I am trying to understand how a normal tree with $\aleph_1$ node can fail to have a branch of cardinality $\aleph_1$.
Consider the tree of height $\omega_1$ whose nodes are $\mathbb{Q}$-valued strictly increasing $\alpha$-sequences.
This tree is normal : it has a single root; every node has a least to immediate successors; for every $\alpha < \beta < \omega_1$, if $x$ is on the $\alpha$-th level then there exist $y$ on the $\beta$-th level such that $x < y$.
This tree cannot have a branch of length $\omega_1$, for there would be an injection of $\omega_1$ into $\mathbb{Q}$.
Why does a proof in the style of König's Lemma break down for ω1? What is wrong with "Pick a node that has an uncountable number of successors as, if one doesn't exist, then you have a countable union of countable things which must (choice) be countable."?
This question is closely related to Aronszajn Trees and König's Lemma but but I am not requiering that the tree be an Aronszajn tree.

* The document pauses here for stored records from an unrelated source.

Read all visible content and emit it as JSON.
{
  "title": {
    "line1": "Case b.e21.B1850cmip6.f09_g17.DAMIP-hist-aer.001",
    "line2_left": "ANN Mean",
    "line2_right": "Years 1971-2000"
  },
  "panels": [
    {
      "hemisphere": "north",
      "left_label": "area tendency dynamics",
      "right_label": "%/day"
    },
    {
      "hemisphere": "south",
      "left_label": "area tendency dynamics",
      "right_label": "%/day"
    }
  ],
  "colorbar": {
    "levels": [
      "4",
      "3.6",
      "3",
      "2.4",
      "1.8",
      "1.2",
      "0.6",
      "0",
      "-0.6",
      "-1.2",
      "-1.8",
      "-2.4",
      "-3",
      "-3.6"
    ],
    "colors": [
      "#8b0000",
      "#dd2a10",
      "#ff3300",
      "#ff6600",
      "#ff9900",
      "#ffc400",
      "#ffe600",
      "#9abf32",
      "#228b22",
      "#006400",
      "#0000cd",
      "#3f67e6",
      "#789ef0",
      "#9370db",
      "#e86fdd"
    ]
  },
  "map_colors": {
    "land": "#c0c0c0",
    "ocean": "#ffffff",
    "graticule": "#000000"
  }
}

How are you going to carry the recursive construction of a branch beyond the first $\omega$ steps? Every node has uncountably many successors at the next higher limit level, so you can easily construct a strictly increasing sequence $\langle x_n:n\in\omega\rangle$ of nodes, but if $\sup_n\sup x_n=\infty$, which is certainly possible, you won’t be able to extend this sequence of nodes any higher in the tree.